Not Even Competing Against Oneself
Hopefully, there comes a time in everybody’s life at which they outgrow their youthful conditioning, and realize that the objective of their lives is not to reflexively compete with everybody else for first place in everything -- and that it is all right simply to be the best at being the person one is, at which everybody can be a world champion at. That’s why the wisest of the wise have advised throughout the ages, “Know yourself,” because in doing so, one will be a highly-motivated expert of his own life and times.
Unfortunately, contemporary education teaches us that personal experience is not important but that generalizations are more valid than one’s own, personal experience, which causes a lot of problems for those who fall out of the range of “average” in anything. On some scale, everyone is exceptional in some, if not many aspects -- which was virtually an obscure but in the long-run, most valuable observation of the time -- made by a biochemist who noted the tremendous variability among people to the extent that it was proper to speak of those differences not in terms of percents, but folds. That is to say, that what one person might find annoying and another not notice at all, there might be one exceptional individual, who might actually die from that exposure.
This was in a time in which researchers quite confidently and smugly pronounced, “There is no intolerance for dairy products -- or aspirin.” And then for that matter, the fitness levels of everyone could be definitively measured by their performance on a treadmill stress test. It didn’t seem to bother the developers of such an idea that most world-class athletes (which should be a standard of something), almost always fell out of the range of normal -- because they were exceptional. But in the new social engineering, the average became the normal, and then the ideal. Thus the mediocre became the standard -- rather than the exceptional and extraordinary.
So while researchers were determining conclusively what was the average, they showed little interest in what produced the exceptional, which might have been a more valuable, significant finding. The mass media, guardians of popular culture, promoted the average as the ideal, into the tyranny of the consensus, majority, mob rule. What the average person thought, was more important than what the best ideas were. In every case, the best ideas should submit to the most popular notions -- whether they were valid or not. It was truth by whomever could sell their idea the best, and control the thinking of the majority, of which they found themselves conveniently in control. It was a temptation too great not to abuse.
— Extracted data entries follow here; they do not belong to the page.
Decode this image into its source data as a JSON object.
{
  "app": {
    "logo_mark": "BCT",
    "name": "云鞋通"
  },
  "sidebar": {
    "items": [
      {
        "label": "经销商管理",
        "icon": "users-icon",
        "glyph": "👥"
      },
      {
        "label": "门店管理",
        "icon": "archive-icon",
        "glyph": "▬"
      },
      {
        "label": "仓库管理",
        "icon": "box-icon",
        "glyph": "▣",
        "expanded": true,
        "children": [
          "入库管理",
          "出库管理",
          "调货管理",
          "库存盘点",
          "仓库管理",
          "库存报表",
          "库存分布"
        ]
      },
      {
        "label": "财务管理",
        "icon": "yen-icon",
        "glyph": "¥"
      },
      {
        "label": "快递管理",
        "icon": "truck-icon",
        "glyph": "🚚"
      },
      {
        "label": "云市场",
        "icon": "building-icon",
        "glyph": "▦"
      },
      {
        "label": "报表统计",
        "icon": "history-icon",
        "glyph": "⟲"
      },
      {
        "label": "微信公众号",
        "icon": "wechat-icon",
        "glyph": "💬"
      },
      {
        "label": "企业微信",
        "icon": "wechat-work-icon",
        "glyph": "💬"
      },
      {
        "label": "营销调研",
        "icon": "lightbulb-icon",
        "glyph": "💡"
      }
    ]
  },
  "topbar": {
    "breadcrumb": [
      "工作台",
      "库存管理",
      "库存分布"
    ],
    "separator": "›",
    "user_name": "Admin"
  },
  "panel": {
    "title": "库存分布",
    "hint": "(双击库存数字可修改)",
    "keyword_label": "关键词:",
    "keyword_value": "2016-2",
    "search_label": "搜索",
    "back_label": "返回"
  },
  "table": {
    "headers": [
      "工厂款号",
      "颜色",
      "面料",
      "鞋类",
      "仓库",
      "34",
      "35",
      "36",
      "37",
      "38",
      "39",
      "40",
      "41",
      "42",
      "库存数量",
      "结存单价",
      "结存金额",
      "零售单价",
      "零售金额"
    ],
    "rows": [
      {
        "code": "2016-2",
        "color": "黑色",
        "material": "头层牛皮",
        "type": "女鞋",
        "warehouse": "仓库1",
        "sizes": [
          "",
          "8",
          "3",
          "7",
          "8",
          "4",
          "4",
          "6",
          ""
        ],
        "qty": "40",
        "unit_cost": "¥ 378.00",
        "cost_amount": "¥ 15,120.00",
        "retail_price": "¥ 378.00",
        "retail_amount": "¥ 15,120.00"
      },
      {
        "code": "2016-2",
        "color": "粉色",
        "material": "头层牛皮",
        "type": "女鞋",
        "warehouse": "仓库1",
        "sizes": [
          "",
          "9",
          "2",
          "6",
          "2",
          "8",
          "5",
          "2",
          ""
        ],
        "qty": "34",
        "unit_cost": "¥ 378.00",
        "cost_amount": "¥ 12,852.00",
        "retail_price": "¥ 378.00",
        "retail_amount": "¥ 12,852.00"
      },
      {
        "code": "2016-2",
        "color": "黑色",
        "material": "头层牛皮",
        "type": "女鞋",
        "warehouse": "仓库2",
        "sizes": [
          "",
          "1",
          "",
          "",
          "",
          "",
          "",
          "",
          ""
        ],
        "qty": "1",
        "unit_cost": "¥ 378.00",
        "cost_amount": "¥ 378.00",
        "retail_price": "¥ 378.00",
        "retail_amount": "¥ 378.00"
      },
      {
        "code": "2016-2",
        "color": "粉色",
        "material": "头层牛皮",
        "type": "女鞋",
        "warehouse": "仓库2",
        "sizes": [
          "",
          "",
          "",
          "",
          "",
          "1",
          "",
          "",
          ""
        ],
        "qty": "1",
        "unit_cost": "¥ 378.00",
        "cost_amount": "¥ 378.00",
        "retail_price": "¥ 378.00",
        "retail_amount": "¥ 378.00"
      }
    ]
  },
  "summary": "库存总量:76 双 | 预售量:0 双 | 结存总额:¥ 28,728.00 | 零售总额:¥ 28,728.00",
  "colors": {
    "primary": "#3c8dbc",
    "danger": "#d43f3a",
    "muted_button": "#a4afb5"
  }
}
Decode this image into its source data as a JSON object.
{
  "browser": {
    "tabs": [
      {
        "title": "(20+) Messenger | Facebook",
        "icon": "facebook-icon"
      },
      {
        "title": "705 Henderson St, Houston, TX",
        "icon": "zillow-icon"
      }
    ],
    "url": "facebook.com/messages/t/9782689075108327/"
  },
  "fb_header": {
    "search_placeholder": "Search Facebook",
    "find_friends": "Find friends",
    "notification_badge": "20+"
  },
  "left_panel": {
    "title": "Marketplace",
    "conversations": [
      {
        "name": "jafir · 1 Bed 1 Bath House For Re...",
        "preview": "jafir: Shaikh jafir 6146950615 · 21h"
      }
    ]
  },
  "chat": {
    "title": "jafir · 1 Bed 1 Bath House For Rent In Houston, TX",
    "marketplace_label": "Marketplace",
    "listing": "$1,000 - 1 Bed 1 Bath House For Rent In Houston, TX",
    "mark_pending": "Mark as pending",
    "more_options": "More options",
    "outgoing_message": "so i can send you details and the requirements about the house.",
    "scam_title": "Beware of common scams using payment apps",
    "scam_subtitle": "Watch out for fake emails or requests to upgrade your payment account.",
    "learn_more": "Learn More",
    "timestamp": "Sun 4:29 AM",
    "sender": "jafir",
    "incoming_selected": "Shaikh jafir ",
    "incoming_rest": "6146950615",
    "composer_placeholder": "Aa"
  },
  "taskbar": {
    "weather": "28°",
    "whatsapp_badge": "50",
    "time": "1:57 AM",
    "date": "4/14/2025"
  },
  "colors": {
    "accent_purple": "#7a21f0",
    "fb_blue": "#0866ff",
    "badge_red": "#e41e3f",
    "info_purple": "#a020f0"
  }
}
The popular media became too powerful -- and that became the seeds of its own destruction, arrogance and abuse. It never learned to handle power responsibly -- which is always fatal. That may be one of the great lessons in disciplining oneself for athletic participation -- that one learns about his own power, and can control it. Very powerful individuals are especially proud of their “gentle touch” -- their delicate control of prodigious power and skill. A weakling will think that a show of brute force, intimidation, bullying is all that is required to appear to be powerful.